Russian Prez in Vietnam, nuclear deal in the offing

President Dmitry Medvedev arrived in Vietnam on Saturday, for a visit that will see Russia sign a multi-billion-euro nuclear power plant deal, with the former Soviet-era Communist ally.

Medvedev said he was expecting “serious results” from the trip, which is aimed at establishing wider energy ties.

Referring to close links between the Soviet Union and Vietnam in the 1980s, Medvedev said he hoped their shared history would provide a firm foundation for a tight, modern-day economic and political partnership.

“We were together with the heroic Vietnamese people, during the years of its fight for independence and reunification, during the complicated period of reviving its national economy,” he wrote in an article for the Vietnamese newspaper Nhan Dan, the text of which was released by the Kremlin.

The president is scheduled to meet top Vietnamese officials on Sunday and agree on the construction of Vietnam’s first nuclear power plant.

Russia is locked in a global race with competitors like the United States, Japan and France to clinch lucrative worldwide contracts as demand for nuclear energy increases.

Apart from the nuclear power plant, Russia and Vietnam are scheduled to sign a raft of agreements, on cooperation in hydro-electric energy, customs and other areas.

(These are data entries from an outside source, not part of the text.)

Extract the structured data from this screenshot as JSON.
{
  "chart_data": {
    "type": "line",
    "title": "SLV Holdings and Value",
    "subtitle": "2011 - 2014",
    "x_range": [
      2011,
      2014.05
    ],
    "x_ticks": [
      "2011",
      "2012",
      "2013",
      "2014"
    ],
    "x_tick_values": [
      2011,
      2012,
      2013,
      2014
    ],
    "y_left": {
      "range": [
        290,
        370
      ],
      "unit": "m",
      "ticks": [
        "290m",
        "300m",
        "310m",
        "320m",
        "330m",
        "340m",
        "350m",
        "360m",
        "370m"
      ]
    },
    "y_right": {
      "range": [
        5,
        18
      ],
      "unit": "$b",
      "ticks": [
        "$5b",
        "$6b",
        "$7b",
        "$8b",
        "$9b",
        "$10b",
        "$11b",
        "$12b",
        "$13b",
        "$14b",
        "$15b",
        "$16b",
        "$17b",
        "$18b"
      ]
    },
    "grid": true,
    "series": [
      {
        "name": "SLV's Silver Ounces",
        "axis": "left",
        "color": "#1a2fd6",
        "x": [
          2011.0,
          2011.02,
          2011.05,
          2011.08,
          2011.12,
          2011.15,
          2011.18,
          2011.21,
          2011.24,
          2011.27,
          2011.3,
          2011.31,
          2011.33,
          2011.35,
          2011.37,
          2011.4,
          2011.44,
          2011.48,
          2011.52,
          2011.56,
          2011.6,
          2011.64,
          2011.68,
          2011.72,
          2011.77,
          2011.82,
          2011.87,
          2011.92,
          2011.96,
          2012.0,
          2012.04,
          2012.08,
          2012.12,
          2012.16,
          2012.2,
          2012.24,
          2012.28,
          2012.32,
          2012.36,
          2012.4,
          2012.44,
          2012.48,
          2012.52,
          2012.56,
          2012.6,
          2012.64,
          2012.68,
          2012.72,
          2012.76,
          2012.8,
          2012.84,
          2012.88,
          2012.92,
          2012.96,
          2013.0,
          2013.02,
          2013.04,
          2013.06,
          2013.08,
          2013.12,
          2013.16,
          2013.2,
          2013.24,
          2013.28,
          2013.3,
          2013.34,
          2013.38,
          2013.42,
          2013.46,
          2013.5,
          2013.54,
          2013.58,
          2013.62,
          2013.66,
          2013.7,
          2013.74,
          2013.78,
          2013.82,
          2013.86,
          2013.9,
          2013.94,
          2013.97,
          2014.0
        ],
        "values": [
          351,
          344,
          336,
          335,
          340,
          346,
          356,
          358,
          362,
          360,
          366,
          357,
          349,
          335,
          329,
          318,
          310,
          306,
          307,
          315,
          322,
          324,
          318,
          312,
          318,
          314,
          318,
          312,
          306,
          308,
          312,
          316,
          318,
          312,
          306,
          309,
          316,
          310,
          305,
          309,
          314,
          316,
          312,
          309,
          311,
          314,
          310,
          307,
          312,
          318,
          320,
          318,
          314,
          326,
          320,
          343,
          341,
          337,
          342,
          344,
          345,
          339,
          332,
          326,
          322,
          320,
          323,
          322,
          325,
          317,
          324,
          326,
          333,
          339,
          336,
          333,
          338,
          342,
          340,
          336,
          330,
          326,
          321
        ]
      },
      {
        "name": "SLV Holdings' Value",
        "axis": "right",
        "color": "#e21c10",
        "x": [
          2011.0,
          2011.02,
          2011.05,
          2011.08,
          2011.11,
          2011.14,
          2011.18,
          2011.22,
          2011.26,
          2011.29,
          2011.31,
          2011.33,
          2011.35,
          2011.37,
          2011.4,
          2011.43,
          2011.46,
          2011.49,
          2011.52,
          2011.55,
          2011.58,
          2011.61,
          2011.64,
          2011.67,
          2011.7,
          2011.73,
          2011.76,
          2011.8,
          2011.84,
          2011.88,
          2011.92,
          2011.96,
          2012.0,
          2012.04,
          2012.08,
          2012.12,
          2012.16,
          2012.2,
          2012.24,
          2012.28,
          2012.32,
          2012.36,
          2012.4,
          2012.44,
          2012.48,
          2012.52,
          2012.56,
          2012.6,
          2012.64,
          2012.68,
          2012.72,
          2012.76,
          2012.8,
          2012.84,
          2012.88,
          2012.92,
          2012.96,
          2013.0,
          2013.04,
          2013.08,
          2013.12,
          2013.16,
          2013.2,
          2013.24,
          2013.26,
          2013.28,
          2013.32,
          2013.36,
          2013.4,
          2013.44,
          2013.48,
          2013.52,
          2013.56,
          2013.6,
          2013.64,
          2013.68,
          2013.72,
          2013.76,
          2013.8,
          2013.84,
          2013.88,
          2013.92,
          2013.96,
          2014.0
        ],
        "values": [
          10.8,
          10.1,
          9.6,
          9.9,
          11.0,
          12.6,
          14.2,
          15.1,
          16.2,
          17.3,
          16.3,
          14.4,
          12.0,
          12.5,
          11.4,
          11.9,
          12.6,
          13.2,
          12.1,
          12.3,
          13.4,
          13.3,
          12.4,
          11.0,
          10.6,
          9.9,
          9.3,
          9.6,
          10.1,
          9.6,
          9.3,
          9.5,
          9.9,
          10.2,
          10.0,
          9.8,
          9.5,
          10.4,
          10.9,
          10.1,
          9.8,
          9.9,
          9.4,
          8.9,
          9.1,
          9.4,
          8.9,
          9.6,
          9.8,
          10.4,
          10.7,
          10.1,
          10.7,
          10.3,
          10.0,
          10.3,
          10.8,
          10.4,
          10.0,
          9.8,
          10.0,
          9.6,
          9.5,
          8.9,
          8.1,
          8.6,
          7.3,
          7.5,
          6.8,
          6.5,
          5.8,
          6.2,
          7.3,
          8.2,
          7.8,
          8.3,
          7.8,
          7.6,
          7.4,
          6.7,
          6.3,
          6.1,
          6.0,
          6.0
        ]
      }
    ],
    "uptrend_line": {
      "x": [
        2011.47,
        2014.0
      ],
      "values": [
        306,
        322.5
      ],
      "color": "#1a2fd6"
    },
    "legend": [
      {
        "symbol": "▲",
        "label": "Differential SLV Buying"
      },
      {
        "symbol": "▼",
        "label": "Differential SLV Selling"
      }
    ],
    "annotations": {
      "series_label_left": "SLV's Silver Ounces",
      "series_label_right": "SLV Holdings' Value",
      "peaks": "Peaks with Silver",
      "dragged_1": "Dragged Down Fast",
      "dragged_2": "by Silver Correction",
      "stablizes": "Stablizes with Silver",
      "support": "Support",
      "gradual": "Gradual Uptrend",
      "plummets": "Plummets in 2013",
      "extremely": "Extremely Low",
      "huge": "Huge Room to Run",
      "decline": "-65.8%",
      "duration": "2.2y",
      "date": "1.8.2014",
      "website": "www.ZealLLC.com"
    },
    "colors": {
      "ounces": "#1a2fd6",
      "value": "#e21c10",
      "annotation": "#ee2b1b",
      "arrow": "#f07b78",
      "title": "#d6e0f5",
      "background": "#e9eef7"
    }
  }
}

Ties with Vietnam date back to the Soviet era when the communist Soviet Union became the country’s main benefactor, after the Vietnam War ended in 1975.

Following the Soviet collapse in 1991 Vietnam was left without the Soviet Union’s ideological, economic and military support and ties have long remained only a shadow of Cold War levels.

Before the start of the state visit, Medvedev will participate on saturday, in a summit with the 10-member Association of Southeast Asian Nations (ASEAN) in Hanoi.